Fernando Rule
Quienes pertenecemos a la sociedad de preservadores de las costumbres del barrio y la villa, nos dedicamos a guardar y proteger de tilingos renovadores, las viejas costumbres de tomar vino con soda y hielo en verano, de saludar cuando uno entra a un negocio, de preguntar por la salud de la familia al encontrarse con un vecino, de prestar las herramientas a pesar de que no siempre nos las devuelvan, de decir qué linda falda cuando una chica viste una linda falda, de llamar a los amigos por su nombre y no por su apócope, de llevar el ritmo con las palmas cuando corresponde en la cueca, de comer lo que te sirvan en casa ajena, y de agradecer, de darle el asiento a las feministas y a las otras en el colectivo, de hacer un asado cuando cobramos el sueldo, y un sinfín de costumbres que, juntas, son la vida misma.
Pero nosotros, los conservadores de las cosas que hay que conservar, renegamos de las maldades que los poderosos nos quieren hacer pasar por costumbres.
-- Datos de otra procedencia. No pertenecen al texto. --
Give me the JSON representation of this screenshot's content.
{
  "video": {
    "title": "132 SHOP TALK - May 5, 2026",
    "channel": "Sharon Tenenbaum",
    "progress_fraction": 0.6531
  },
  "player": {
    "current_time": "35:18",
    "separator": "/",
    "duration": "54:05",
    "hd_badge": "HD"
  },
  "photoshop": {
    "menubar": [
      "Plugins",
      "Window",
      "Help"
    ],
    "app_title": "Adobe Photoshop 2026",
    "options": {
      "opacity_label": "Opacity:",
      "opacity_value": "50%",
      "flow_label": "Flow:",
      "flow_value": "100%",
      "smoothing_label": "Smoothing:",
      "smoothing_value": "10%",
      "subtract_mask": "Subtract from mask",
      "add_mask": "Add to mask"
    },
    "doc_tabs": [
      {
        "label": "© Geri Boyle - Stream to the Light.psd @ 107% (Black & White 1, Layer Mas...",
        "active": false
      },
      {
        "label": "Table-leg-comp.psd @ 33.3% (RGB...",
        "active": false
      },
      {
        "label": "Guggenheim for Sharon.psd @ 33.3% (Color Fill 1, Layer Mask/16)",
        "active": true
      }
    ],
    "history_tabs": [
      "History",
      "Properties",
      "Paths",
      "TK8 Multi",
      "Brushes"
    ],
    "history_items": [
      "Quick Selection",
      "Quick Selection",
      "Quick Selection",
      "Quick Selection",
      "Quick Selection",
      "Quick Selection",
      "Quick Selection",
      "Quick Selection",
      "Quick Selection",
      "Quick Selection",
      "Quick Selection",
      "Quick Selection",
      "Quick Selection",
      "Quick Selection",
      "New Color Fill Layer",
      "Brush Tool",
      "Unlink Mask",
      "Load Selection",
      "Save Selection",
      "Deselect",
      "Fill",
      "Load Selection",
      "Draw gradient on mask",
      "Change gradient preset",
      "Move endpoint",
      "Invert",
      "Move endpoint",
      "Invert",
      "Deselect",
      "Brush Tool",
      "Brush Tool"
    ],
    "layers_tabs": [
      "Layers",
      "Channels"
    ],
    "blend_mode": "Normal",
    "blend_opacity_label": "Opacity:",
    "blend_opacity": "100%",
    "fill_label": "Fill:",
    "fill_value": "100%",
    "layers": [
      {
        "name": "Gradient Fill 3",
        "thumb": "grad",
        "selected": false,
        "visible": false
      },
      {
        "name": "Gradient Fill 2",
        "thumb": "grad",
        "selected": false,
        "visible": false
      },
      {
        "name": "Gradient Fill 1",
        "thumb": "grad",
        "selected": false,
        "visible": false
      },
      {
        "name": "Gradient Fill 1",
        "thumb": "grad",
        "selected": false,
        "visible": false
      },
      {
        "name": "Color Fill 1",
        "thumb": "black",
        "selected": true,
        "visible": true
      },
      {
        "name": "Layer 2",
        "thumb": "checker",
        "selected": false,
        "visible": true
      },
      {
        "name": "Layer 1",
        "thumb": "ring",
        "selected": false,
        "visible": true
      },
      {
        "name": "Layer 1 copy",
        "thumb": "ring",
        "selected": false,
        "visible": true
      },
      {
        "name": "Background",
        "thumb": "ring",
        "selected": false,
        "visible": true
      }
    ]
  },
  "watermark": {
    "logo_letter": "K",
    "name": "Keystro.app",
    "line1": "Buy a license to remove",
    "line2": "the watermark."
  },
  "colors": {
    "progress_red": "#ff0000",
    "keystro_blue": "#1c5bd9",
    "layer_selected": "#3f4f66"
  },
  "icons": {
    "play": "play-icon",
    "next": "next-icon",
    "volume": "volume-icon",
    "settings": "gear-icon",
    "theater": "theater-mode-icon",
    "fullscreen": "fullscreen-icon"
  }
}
Y hasta por buenas costumbres.
Renegamos y combatimos, por ejemplo, de la costumbre de que los niños trabajen.
Durante generaciones, nos quisieron hacer creer que es bueno, y muy bueno, que los niños trabajen a la par de su papá o su mamá. Y que de no someterse a ello, es lícito y bueno ejercer violencia para lograrlo. Excelente truco para bajar los costos salariales del dueño de la finca o la fábrica. Es un niño muy guapo, dicen del pobre pendejo que no tiene opción. Y leña contra quienes se opongan, acusándolo de promover la vagancia en su más tierna gestación.